Session D7 - Hydrologic monitoring of SCMs

This study focuses on modeling and optimizing the Artificial Wetland/Reservoir Tank System (SHATR) at Javeriana University using machine learning to enhance resilience against climate extremes. Historical precipitation and runoff data (2014–2016) were processed into 98 rainfall events for predictive modeling. Among tested algorithms, Support Vector Regression (SVR) optimized via Bayesian search achieved the best performance (R² = 0.9024, RMSE = 1.59 cm). Key predictors included accumulated rainfall, peak intensity, and initial tank level. Climate change scenarios (2021–2100) projected a 6.1% rise in overflow events for 2021–2040 versus 3.1% historically. While outflow modeling showed limitations, inflow prediction proved feasible for early warning and adaptive management. Machine learning (ML) demonstrated efficiency and robustness for non-linear hydrological relationships, outperforming traditional hydrodynamic models. Findings highlight the need for proactive strategies: increasing storage capacity, optimizing spillway design, and integrating real-time alerts. Future work should incorporate longer monitoring, additional variables, and hybrid models. This research validates ML as a powerful tool for resilient urban water management under climate uncertainty.

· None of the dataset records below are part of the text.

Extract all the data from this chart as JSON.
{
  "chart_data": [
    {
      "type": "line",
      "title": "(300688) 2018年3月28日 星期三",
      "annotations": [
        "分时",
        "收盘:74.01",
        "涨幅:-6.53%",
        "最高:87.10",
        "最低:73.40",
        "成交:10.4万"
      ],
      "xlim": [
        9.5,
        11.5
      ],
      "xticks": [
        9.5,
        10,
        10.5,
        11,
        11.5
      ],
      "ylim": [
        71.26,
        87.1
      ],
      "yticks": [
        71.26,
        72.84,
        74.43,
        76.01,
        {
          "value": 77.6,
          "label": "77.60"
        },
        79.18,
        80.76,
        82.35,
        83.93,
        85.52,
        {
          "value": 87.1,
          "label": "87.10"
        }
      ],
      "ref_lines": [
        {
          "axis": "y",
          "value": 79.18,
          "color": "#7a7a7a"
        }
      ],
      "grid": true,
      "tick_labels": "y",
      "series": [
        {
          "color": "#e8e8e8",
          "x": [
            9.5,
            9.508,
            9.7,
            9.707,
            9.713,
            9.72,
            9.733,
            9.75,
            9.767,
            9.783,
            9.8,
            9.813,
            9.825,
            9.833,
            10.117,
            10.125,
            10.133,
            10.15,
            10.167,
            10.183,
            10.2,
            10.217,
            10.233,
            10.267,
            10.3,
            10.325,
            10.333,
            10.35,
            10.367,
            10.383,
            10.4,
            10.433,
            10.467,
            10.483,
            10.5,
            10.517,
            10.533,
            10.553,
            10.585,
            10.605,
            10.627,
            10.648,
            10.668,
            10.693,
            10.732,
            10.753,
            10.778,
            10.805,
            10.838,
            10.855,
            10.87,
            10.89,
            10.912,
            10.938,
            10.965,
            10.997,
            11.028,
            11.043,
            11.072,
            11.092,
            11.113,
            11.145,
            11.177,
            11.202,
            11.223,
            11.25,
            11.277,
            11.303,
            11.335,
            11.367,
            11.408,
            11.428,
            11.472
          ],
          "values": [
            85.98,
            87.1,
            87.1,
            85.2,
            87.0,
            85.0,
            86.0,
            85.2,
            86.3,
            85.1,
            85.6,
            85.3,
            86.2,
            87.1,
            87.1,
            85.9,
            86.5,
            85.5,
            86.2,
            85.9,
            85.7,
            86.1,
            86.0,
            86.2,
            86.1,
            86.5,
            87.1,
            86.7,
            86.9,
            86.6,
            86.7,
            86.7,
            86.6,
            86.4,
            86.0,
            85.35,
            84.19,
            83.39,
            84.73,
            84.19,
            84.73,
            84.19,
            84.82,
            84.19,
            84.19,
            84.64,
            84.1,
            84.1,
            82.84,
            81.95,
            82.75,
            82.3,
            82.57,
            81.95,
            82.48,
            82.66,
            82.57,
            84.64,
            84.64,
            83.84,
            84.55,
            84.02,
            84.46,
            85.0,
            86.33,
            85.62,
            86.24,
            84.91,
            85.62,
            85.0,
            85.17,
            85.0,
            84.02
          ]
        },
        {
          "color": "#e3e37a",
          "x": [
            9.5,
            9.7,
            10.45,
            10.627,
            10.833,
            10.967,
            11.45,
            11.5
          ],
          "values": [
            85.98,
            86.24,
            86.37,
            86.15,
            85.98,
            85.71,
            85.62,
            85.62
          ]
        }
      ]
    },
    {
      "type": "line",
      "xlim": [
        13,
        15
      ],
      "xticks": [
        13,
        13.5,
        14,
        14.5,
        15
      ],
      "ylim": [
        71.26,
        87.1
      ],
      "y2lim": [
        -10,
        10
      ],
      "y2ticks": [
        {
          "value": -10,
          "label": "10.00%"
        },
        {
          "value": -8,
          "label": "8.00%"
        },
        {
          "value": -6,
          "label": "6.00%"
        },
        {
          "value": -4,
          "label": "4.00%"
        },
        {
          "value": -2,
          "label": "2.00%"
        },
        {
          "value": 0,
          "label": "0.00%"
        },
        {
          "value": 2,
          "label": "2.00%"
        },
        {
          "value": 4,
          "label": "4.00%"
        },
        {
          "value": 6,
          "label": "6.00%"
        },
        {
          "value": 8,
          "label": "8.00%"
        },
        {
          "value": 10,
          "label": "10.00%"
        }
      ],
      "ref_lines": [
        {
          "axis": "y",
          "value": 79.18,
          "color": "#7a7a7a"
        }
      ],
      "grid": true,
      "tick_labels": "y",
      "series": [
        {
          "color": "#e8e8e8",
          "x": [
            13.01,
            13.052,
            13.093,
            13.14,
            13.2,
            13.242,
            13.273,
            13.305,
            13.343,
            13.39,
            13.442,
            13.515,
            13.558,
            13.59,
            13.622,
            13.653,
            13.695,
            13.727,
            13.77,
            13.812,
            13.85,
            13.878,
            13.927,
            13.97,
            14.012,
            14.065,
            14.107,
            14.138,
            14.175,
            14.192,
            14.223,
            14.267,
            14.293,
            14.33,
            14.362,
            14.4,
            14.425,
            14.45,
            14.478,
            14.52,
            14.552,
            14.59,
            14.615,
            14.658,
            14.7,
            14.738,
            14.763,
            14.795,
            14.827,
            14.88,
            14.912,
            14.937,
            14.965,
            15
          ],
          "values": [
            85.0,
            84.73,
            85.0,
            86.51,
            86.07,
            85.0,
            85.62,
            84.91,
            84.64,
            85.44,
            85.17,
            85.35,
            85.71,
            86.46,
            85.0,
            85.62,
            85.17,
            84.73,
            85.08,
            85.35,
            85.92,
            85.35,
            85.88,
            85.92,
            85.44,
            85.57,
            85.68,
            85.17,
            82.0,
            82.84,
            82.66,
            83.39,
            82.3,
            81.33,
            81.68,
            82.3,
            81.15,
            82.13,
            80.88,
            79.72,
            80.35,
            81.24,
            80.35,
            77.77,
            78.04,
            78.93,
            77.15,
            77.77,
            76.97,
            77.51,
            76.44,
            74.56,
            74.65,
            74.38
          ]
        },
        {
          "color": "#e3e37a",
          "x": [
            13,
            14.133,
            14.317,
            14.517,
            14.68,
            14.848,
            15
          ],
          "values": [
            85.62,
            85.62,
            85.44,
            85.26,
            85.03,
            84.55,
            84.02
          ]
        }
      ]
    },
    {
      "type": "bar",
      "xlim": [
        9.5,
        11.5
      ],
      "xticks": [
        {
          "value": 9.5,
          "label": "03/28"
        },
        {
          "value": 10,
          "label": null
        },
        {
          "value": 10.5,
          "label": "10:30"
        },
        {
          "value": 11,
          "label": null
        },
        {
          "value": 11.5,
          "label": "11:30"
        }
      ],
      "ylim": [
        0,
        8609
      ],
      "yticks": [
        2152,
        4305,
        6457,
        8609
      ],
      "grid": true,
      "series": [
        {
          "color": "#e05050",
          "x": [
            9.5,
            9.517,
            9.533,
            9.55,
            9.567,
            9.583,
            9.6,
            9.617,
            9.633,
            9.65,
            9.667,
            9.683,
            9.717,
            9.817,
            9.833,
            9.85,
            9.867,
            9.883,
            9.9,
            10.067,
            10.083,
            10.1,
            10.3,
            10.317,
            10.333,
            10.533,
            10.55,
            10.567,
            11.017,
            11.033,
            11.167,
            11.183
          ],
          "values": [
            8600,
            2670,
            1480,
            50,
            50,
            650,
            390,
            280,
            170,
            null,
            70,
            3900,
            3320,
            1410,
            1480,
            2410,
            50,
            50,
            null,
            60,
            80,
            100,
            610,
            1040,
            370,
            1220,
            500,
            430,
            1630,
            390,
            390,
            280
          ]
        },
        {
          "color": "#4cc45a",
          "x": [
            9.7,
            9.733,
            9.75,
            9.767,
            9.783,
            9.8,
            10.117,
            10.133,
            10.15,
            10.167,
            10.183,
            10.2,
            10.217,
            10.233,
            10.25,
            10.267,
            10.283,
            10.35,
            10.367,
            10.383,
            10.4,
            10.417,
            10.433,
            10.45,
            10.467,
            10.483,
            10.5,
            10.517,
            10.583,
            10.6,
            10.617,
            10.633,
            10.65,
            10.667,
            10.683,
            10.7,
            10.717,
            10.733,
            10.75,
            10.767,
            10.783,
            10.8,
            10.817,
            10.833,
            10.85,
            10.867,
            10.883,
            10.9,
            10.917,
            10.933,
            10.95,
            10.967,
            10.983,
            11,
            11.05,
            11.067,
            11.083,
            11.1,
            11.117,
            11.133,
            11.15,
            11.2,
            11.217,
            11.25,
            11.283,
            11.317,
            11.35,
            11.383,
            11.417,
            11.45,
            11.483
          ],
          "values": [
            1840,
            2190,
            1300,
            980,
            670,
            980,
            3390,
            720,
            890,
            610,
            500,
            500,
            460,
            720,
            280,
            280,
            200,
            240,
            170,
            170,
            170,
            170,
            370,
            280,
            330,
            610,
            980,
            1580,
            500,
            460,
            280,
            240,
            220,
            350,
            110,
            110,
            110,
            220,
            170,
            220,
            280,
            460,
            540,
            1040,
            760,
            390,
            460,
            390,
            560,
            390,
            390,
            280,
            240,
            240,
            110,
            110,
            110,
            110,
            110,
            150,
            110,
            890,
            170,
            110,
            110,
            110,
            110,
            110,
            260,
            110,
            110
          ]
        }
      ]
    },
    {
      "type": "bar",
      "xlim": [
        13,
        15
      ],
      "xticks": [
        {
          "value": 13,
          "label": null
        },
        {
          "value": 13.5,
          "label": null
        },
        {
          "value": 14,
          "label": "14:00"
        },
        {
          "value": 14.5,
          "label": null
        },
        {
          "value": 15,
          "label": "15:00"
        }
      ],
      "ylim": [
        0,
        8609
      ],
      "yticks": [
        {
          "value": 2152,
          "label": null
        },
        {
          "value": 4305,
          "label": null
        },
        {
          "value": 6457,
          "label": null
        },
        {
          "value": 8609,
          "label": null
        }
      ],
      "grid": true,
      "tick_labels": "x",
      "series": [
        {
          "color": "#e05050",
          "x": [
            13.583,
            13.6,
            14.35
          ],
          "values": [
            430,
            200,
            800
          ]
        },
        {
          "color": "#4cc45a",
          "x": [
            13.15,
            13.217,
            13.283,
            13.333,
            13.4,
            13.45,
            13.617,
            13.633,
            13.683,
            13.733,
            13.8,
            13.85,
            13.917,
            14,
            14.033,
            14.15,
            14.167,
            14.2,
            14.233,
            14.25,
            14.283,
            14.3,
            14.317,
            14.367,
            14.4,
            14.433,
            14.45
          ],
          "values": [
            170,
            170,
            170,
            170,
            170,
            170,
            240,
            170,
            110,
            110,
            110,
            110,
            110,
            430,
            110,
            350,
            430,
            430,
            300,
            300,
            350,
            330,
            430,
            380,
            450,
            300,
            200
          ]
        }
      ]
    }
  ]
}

As part of the European GreenStorm project, a conceptual hydrological model was developed to explore the performance of a nature-based solution (NbS) under a range of design and implementation contexts. This solution, Vertuo©, is an innovative NbS that combines a lined storage module and a natural soil area. The objective is to assess the hydrological behaviour of this NbS and to guide its design across different climatic contexts (temperate in Paris and Mediterranean in Athens), under both actual and future (RCP8.5) conditions. A workshop brought together around twenty experts, including researchers and municipal engineers from Paris, Copenhagen, and Athens, to test the tool and explore potential optimization strategies. The scenarios analysed revealed several key issues: the difficulties of increasing evapotranspiration due to limits imposed by potential evapotranspiration, exfiltrations that remains challenging to control, and a marked alternation between periods of dryness and saturation. Parameter modifications (soil type, Vertuo©/natural distribution, drain height) provided only limited improvements, particularly in terms of the overall water balance, and no clear compromise emerged. This work represents a first step toward an integrated framework for the design and management of multifunctional, climate-resilient NbS.

This study proposes a model to simulate the hydraulic/hydrological behaviour of modular tray-based blue roof systems during rainfall events. The model was developed using EPA-SWMM software and it was applied to a full-scale pilot of modular blue roof installed in south Italy. The paper firstly provides a description of the pilot installation. Then, the conceptualization of the modular blue roof system in the software is outlined. Available components and tools in the software were arranged and customized to reproduce the system behaviour. Model parameters were set based on the geometrical and hydraulic characteristics of the pilot. The model was validated by simulating the system behaviour during 9 rainfall events recorded on the pilot between 2018 and 2024. Results of the model application to the pilot show a good ability of the model to reproduce the behaviour of the system during precipitation events. The model opens perspective to the analysis of the broader benefits of implementing such systems at the scale of the urban catchment, providing valuable opportunities for sustainable urban water management.